Besides putting out super-awesome threads on Twitter, Navin Kabra also writes a newsletter. (He also runs a firm, and makes time for being interviewed for podcasts, and much else besides, but thinking about that will only depress the rest of us, so let’s stop)

So he sent out a post yesterday on that newsletter, which I found fascinating:

There are 3 kinds of power in an organization and most people focus on the wrong ones.
Jacob Kaplan-Moss has a great article about The Three Kinds of Organizational Power: role power, expertise power, and power through relationships. Most people focus on the less important ones. Understanding what these powers are and how to use them is key to becoming effective at your work.

https://futureiq.substack.com/p/understanding-organizational-power

First, if you haven’t already, please subscribe to his newsletter. It’s not just free, it ends up being worth more than the time you spend reading it, and if that is not a bargain, I don’t know what is. Second, maybe I’m guilty of over-fitting, but it was fascinating to me how role power is LinkedIn, expertise power is Coursera and networking power is Starbucks:

College is a bundle: education | credentialing | peer networks

https://econforeverybody.com/2020/03/12/signaling-bundling-and-college/

If I were to write that blog post again today, I would remove the word peer. That part, I really do think that role power is about signaling, expertise power is about learning, and relationship power is about networks (the last one is obviously true, it is the others that make me think I might be over-reaching).
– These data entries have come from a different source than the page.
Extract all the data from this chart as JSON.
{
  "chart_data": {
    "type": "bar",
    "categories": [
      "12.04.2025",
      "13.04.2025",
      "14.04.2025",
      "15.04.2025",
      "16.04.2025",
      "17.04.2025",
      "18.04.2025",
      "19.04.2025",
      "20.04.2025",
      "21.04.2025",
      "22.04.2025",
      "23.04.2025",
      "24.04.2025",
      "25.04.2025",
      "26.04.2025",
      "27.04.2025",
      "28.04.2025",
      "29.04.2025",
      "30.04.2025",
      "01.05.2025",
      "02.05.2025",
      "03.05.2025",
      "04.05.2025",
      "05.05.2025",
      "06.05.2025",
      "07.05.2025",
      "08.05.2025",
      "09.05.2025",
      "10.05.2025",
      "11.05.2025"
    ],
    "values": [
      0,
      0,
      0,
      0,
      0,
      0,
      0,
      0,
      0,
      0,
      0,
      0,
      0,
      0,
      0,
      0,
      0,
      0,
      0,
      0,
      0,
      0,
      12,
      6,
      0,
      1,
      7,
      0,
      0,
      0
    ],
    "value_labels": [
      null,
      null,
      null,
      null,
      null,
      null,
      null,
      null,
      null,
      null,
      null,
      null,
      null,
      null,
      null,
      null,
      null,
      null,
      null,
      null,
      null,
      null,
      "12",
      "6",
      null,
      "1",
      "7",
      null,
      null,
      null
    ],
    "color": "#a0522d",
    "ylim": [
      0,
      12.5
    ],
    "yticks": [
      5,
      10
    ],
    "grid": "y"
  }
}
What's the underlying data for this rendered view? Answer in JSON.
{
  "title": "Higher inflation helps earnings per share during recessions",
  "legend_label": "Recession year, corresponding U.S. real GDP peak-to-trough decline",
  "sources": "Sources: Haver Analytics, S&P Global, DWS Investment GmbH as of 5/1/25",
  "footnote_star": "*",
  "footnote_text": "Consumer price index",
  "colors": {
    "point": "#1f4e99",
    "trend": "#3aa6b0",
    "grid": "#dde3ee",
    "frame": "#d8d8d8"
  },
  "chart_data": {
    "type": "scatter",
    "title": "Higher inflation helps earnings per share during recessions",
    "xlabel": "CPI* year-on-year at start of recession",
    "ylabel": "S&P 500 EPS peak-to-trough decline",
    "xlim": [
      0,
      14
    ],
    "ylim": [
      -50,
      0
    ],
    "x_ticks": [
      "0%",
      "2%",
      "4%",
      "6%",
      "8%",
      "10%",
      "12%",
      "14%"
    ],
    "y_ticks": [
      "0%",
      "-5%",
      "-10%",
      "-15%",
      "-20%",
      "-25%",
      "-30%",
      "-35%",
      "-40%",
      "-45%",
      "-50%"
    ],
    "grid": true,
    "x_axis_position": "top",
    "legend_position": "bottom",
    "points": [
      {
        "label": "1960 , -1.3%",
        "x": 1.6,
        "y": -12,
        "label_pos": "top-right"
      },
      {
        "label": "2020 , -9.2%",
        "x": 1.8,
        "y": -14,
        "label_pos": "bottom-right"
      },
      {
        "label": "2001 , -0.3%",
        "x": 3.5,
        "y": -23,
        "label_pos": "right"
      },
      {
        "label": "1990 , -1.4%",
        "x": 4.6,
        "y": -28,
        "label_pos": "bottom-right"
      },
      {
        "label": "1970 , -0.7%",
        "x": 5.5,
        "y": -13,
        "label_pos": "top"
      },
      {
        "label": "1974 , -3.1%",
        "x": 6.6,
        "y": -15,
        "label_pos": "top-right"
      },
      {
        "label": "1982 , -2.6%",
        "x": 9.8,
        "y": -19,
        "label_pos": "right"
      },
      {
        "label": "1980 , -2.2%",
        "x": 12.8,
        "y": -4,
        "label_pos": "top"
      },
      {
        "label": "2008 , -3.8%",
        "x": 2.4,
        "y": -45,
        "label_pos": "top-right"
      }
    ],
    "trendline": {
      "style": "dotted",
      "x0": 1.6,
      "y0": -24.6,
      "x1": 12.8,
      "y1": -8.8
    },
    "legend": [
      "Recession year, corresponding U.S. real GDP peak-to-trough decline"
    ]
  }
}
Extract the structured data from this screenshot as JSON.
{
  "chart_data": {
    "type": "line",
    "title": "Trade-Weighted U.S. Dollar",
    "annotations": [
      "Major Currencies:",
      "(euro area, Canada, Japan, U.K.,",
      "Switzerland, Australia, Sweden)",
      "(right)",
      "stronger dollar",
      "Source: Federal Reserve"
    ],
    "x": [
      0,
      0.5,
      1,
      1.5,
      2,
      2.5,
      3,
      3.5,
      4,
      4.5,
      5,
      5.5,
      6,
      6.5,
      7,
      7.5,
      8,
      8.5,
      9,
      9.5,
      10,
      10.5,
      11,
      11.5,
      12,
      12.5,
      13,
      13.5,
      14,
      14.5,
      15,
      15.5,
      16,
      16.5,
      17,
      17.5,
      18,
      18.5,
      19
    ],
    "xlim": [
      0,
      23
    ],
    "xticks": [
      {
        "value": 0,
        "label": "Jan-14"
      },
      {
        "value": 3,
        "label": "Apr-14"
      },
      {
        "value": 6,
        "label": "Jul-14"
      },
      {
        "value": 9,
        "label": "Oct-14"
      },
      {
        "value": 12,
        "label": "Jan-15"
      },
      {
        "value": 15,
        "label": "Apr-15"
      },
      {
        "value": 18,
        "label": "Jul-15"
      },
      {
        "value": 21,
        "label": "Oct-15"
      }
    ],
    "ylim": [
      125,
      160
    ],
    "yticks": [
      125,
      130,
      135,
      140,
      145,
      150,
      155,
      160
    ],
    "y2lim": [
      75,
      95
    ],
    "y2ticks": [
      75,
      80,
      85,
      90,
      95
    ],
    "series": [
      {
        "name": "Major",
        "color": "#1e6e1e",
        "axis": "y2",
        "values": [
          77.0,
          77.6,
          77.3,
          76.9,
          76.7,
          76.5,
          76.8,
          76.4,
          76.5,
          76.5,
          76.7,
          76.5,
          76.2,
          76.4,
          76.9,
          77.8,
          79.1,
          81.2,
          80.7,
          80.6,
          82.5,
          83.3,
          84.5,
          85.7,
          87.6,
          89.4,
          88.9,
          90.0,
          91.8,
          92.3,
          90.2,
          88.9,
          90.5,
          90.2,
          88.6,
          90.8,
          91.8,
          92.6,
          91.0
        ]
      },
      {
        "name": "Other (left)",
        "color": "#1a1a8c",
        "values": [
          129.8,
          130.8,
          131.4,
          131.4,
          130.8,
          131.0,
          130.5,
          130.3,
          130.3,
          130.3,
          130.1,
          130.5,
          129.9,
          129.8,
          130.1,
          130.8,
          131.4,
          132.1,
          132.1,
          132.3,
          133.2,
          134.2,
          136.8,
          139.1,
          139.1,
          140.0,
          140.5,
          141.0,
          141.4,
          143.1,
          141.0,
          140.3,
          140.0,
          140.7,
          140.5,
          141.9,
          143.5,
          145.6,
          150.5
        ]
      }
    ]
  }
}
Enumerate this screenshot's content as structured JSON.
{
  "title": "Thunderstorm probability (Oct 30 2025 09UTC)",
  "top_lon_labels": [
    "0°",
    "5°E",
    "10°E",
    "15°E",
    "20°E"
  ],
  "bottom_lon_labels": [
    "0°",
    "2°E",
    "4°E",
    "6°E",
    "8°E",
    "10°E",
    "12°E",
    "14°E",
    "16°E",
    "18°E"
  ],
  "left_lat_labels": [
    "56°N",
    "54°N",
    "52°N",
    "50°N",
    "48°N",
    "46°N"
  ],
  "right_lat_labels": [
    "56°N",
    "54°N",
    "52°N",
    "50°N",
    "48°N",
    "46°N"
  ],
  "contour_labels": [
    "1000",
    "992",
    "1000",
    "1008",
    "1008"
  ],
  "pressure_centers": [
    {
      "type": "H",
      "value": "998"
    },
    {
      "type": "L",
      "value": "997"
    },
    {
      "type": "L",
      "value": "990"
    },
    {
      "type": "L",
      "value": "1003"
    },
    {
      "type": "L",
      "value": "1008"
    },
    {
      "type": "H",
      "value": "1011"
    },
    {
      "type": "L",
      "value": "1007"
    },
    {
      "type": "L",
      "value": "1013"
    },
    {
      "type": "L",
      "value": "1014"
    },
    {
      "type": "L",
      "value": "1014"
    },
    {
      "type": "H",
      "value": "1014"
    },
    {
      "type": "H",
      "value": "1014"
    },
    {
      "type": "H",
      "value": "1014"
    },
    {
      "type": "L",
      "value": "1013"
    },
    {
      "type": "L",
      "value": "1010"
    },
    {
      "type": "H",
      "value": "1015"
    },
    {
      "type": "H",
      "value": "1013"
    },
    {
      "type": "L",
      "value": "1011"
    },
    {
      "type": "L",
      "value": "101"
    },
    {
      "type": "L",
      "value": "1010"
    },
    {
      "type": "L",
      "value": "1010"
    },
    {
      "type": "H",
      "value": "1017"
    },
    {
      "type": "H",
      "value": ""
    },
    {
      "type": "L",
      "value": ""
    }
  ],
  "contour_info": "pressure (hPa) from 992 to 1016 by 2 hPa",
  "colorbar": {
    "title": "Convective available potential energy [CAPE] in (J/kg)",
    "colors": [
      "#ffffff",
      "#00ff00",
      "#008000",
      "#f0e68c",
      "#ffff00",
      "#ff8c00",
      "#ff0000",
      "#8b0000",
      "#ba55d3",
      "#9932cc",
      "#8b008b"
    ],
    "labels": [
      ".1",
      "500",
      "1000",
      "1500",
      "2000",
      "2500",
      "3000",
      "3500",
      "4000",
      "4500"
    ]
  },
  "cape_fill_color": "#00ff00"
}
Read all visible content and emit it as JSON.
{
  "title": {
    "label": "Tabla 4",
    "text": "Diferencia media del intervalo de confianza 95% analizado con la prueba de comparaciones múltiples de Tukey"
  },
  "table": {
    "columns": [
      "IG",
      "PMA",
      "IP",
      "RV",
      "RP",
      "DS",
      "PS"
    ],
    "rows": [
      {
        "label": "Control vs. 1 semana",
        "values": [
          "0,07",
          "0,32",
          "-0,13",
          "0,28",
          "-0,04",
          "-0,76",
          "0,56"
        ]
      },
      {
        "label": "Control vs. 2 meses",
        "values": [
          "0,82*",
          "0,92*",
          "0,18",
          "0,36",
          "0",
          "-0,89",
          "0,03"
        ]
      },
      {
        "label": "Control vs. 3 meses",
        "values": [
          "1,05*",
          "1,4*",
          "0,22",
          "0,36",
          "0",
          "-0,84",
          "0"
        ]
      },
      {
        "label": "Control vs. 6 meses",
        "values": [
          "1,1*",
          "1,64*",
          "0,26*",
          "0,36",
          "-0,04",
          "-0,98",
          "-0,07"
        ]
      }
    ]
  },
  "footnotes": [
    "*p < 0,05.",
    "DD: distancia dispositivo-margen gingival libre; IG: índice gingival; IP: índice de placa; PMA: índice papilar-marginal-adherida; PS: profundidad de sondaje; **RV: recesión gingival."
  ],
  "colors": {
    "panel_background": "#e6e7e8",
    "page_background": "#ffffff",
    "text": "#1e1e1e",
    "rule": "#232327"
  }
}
Food for thought, as they say.


Navin’s article speaks about the last bit, relationship power, as the most powerful/useful one. And anybody who is in any part of the higher education supply chain would likely agree: it is networks that get things done.

Now, as a student, what should you take away from this?

You need to consciously spend some time in developing your networks. And that means putting yourself out there as often as possible. Write blogposts. Make videos. Start podcasts. Make TikTok or Takatak (or whatever else we’re calling it these days) clips.

And once you do all of that, as often as possible, start sending those links to folks. Ask them for feedback, and ask them specifically for areas of improvement. Ask them for learning recommendations. The magic of the internet will mean that conversations, debates and opportunities will crop up on their own.

But networking does not mean sending people requests on LinkedIn. That just means you’re added to a person’s network. Networking matters, not the network itself. It is a garden that needs regular tending to. The bad news is that it is hard work, the good news is that there are surprisingly large payoffs, and over surprisingly large periods of time.

Make connections with your peers, your professors and your potential mentors. Use this network to share your thoughts, and put those thoughts out for public consumption. Optimize for quantity, and quality will be the eventual outcome. Respond to other people’s publicly available output.

Most importantly, do this for its own sake.


Job opportunities is one of the benefits of doing all this. It is not the only goal, and it is not the end-goal.

For you will change your job eventually, but your network will either shrivel or grow. Please, learn how to nurture it, and keep at it every day.

Navin promises towards the end of his post that he will share his own tips about networking. I’ll link to that post whenever it comes out, of course. But in the meantime, start learning, and help others learn, and build out your network.

Why would you want to not acquire a superpower, eh?